Parayı yöneten hayatı yönetir

Kılıç, “Hay’dan gelen Huy’a gider” sözünün yanlış yerde kullanıldığına, Hay ve Huy’un Allah’ın isimleri olduğuna, emeksiz kazanç ve hesapsız harcamalar için kullanılmaması gerektiğine özellikle dikkat çekti.
****
Seminer boyu aklımdan geçen, “Okullarda nasıl para kazanılacağının hedeflendiği ama nasıl harcanacağının öğretilmediği” üzerine oldu.
Genellikle insanların çocukluk günleri ya okullarda ya da çırak olarak bir meslek erbabının yanında geçiyor. Hedef; meslek sahibi olup, iş kurmak ve kazanmak.
Hatta daha çok kazanmak, en çok kazanmak.
Parayı kazanmak zor belki ama kazanılıyor. Mühim olan onu elde tutup doğru yönlendirmekte.
Yani kazanç ne kadar olursa olsun ona hükmedebilmekte.
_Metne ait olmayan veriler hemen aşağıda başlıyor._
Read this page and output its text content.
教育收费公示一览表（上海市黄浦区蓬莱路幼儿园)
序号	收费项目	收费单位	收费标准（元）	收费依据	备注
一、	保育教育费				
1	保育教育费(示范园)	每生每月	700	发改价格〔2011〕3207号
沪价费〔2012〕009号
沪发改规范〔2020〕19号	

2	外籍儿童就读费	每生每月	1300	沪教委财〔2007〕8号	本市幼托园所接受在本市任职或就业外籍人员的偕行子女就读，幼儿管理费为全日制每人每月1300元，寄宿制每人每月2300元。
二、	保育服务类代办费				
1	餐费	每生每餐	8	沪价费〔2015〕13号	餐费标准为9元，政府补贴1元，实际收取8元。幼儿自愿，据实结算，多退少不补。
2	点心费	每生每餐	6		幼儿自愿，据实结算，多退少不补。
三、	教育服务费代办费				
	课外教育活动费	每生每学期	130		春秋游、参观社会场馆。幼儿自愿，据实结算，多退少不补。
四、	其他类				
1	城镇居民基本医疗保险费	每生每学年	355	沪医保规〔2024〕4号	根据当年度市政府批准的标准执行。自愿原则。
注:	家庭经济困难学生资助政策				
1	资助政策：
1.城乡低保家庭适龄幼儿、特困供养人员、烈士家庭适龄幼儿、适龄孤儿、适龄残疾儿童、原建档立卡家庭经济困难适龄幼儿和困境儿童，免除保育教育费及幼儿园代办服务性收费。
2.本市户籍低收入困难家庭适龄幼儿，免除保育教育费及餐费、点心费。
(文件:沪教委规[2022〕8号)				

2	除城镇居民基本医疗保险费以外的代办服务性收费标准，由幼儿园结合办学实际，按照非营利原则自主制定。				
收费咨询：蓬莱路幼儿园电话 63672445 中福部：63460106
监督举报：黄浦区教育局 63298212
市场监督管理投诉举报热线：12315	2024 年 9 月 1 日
Bu konuyu enine boyuna anlattı uzmanlar.
Özellikle çocuklarda para harcama ya da parayı tutma konusunda yoğunlaştılar.
Neden çocuklar derseniz; anne babasının zor günlerden gelip, çalışıp didinip kazandıkları parayla rahat ettirmeye çalıştığı çocuklar yokluk bilmiyorlar. Çünkü anne babalar kendi yokluklarını çocukları yaşasın istemiyorlar. Böylece de çocuğa Gak dedi mi su, Guk dedi mi ekmeği dayıyorlar.
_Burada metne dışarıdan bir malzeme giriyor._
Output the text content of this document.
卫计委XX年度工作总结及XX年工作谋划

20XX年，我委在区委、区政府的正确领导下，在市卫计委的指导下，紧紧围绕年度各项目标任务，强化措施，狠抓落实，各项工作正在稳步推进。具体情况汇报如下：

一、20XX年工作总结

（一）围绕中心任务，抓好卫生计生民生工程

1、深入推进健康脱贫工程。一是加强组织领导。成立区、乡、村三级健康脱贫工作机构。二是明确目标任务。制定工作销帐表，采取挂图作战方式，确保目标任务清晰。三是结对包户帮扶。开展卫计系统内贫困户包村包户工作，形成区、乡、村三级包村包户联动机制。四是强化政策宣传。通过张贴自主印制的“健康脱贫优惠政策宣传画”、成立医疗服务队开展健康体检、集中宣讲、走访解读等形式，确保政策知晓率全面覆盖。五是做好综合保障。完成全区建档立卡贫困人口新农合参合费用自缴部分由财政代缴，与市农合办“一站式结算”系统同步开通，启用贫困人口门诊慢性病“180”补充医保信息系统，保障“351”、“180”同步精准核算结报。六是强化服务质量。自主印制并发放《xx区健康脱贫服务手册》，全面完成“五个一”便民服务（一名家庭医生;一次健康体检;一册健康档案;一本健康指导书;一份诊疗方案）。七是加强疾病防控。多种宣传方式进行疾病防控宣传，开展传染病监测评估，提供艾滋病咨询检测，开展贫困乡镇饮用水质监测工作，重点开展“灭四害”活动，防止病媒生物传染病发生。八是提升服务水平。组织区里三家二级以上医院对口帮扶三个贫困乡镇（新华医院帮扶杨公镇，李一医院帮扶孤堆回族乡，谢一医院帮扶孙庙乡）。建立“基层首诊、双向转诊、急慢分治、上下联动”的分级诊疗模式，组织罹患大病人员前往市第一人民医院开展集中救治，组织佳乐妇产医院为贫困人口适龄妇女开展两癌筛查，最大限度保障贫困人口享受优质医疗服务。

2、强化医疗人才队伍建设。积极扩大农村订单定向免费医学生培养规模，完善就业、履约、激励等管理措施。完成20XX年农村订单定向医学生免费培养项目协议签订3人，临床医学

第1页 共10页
Çocuk da sadece Gak Guk sesleriyle yaşamaya alışıyor, hayatı kendisine hizmet edilmesi gerektiğinden ibaret sanıyor.
Ya da parayı sonradan bulanlar paraya alışık olmadıklarından ve bunun bitebilir olduğunu anlamadıklarından parayı nerelere harcayacaklarını şaşırıyor, har vurup harman savuruyor, sonra da geldikleri noktadan geride tamamlıyorlar.
Bakınız çekilişlerde büyük ikramiye kazananların hallerine…
Parayı yönetmeyi bilmediklerinden pek çoğu sefil durumda. Özellikle de parayı bulunca öncelik olarak evdeki hatunu değiştirdiklerinden, sıfırı tükettiklerinde geri dönecek iki göz odaları bile olmuyor.
Bir de ilk gençliklerinde delice paralar kazanıp, 30’lu yaşların sonuna doğru basketbolu bırakan, bıraktıktan sonra da gelmesine alışkın olduğu gelirin birdenbire düşmesiyle yeni hayatına ayak uyduramayan NBA oyuncularının durumu.
Yine birdenbire ünlenip, ummadıkları bir paraya kavuşup, paranın hep böyle akacağını düşünen sahne starların durumu…
Sürdürülebilirliğin esas olduğunu, gün gelip çeşmenin suyunun kesilebileceğini, akarkendoldurmak gerektiğini kimse öğretmemiş onlara demek.
Söyleyenlere de kulak vermediler ihtimal.
“Para benim değil mi, istediğim gibi harcarım!”
Bir para show da, Amerikalı namağlup boksör Floyd Mayweather’den.
Mayweather kendisi birbirinden pahalı saatlerini düzenlerken, yatakta gözüken iki kadın da ortaya dizilen paralar ile “100 bin doları ilk kim sayacak” oyununu oynuyor. Mayweather’in sosyal medyada kendi eliyle paylaştığı bu görüntüler dönüyor.
Bu da bize Köyden İndim Şehire filmindeki Zeki Alasya’nın altınları sayma sahnesini hatırlatıyor.
****
Eskinin gösteriş ayıp, tevazu şart hallerinin yerinde yeller esiyor açıkçası…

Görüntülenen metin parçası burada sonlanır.